A recent examination of 12 studies illustrated how patients who had shoulder surgeries with surgeons doing it frequently had lower rates of repeat surgery and hospital readmissions. It’s been shown that surgical skill alone can account for more than a quarter of the variation in complications rates among surgeons. Despite the significant implications these findings bear on their health, many patients remain unaware of this data. This lack of awareness is lamentable because most medical professionals, particularly surgeons, value an open conversation with their patients about their expertise and outcomes.
Before undergoing a major surgical procedure, it is advisable for patients to ask their surgeons three key questions: How many times they have performed the suggested procedure in the past year to assess their proficiency? Volume is significantly tied to outcomes. Inquiry around infection and complication rates, readmission or need for revision surgery is valid, as every surgery carries risks and these risks are not universally consistent. How do the surgeon’s outcomes compare with national benchmarks? Surgeons dedicated to quality review and research should be capable of answering this. Lack of an appropriate response provides valuable insight. How do they stay updated on best practices in medicine? Medicine is a rapidly evolving field.
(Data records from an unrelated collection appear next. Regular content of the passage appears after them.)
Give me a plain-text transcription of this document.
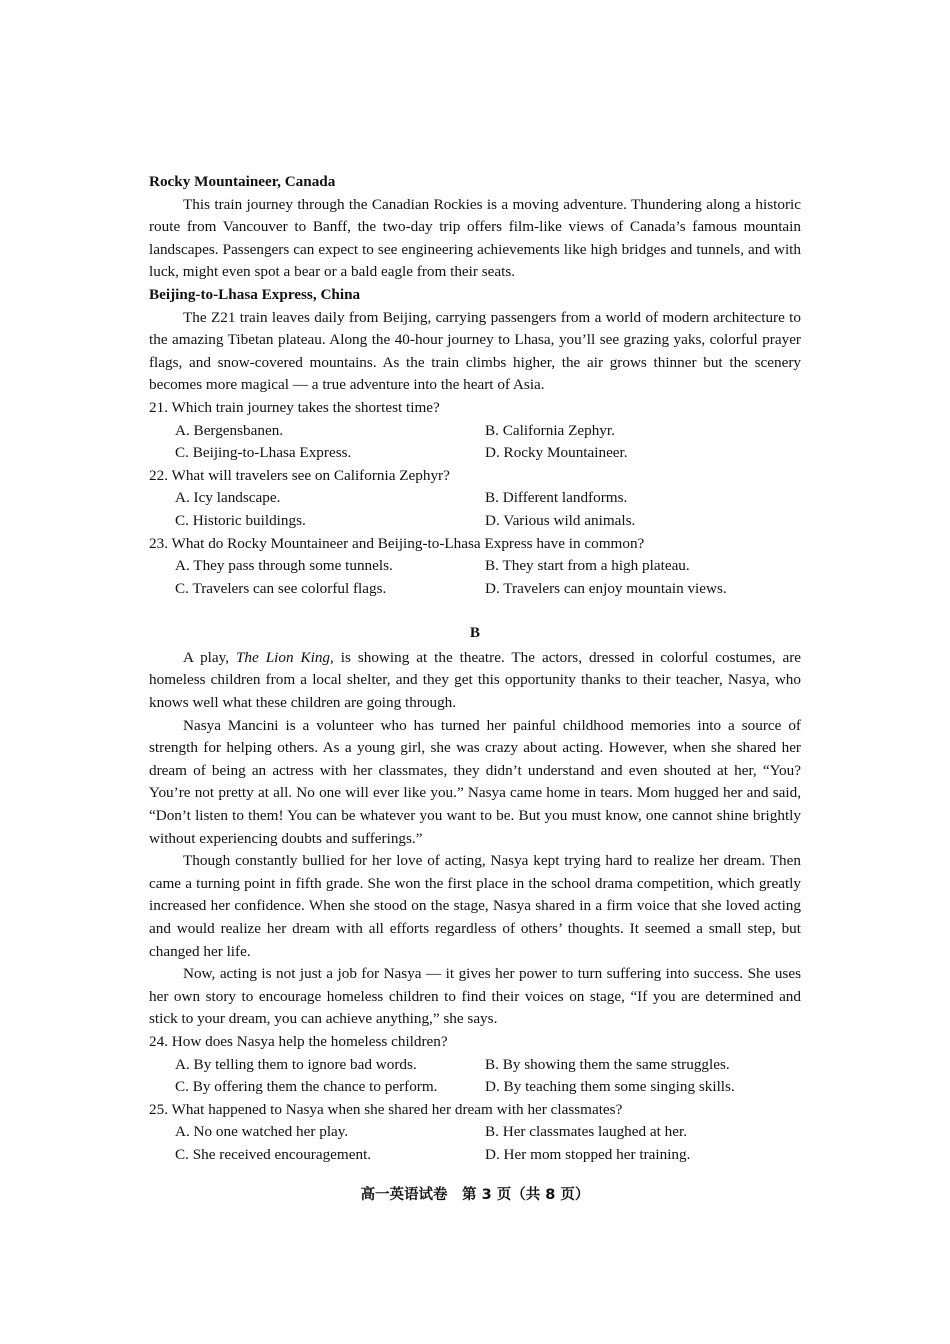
Rocky Mountaineer, Canada

This train journey through the Canadian Rockies is a moving adventure. Thundering along a historic route from Vancouver to Banff, the two-day trip offers film-like views of Canada’s famous mountain landscapes. Passengers can expect to see engineering achievements like high bridges and tunnels, and with luck, might even spot a bear or a bald eagle from their seats.

Beijing-to-Lhasa Express, China

The Z21 train leaves daily from Beijing, carrying passengers from a world of modern architecture to the amazing Tibetan plateau. Along the 40-hour journey to Lhasa, you’ll see grazing yaks, colorful prayer flags, and snow-covered mountains. As the train climbs higher, the air grows thinner but the scenery becomes more magical — a true adventure into the heart of Asia.

21. Which train journey takes the shortest time?

A. Bergensbanen.	B. California Zephyr.
C. Beijing-to-Lhasa Express.	D. Rocky Mountaineer.

22. What will travelers see on California Zephyr?

A. Icy landscape.	B. Different landforms.
C. Historic buildings.	D. Various wild animals.

23. What do Rocky Mountaineer and Beijing-to-Lhasa Express have in common?

A. They pass through some tunnels.	B. They start from a high plateau.
C. Travelers can see colorful flags.	D. Travelers can enjoy mountain views.
B

A play, The Lion King, is showing at the theatre. The actors, dressed in colorful costumes, are homeless children from a local shelter, and they get this opportunity thanks to their teacher, Nasya, who knows well what these children are going through.

Nasya Mancini is a volunteer who has turned her painful childhood memories into a source of strength for helping others. As a young girl, she was crazy about acting. However, when she shared her dream of being an actress with her classmates, they didn’t understand and even shouted at her, “You? You’re not pretty at all. No one will ever like you.” Nasya came home in tears. Mom hugged her and said, “Don’t listen to them! You can be whatever you want to be. But you must know, one cannot shine brightly without experiencing doubts and sufferings.”

Though constantly bullied for her love of acting, Nasya kept trying hard to realize her dream. Then came a turning point in fifth grade. She won the first place in the school drama competition, which greatly increased her confidence. When she stood on the stage, Nasya shared in a firm voice that she loved acting and would realize her dream with all efforts regardless of others’ thoughts. It seemed a small step, but changed her life.

Now, acting is not just a job for Nasya — it gives her power to turn suffering into success. She uses her own story to encourage homeless children to find their voices on stage, “If you are determined and stick to your dream, you can achieve anything,” she says.

24. How does Nasya help the homeless children?

A. By telling them to ignore bad words.	B. By showing them the same struggles.
C. By offering them the chance to perform.	D. By teaching them some singing skills.

25. What happened to Nasya when she shared her dream with her classmates?

A. No one watched her play.	B. Her classmates laughed at her.
C. She received encouragement.	D. Her mom stopped her training.
高一英语试卷　第 3 页（共 8 页）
Surgeons engaged in research, teaching, or participating in specialty conferences are more likely to maintain a performance review and implement improvements. This immersion into their field is shown to be consequential, as seen in an analysis of a newly adopted colonoscopy technique, where variation in complication rates between physicians was almost double, a far more significant variation than seen with the traditional colonoscopy technique. It is beneficial for patients, when feasible, to consider academic medical centers, which usually prioritize data tracking, peer review, and continuous quality improvement.
While many skilled surgeons operate outside of these environments, they are more likely to rigorously measure outcomes and systematically integrate new research into their practices. However, the onus should not solely rest on patients to decipher this critical information question by question. Hospitals and healthcare systems need to publicly share data on complications rate, readmissions, revision surgeries, and patient-reported recovery metrics, much like car crash-test ratings are available for consumers.
Patients should have the liberty to compare and assess surgical performance data before they make significant medical decisions. Not only would this increased transparency empower patients, but it would also foster improvement in the healthcare system. Public reporting inspires improvement, reduces preventable complications, and results in a reduction of costs for patients, their families, employers, and insurers alike.
Americans have made it routine to refer to reviews before committing to a meal at a restaurant, this same principle needs to be extended to the more life-altering decision-making processes in healthcare, so patients can comprehensively compare their physicians and hospitals. The healthcare system plays a significant role in initiating this paradigm shift, to proactively furnish patients with the evidence they need to make an informed decision about their care. Patients deserve none less.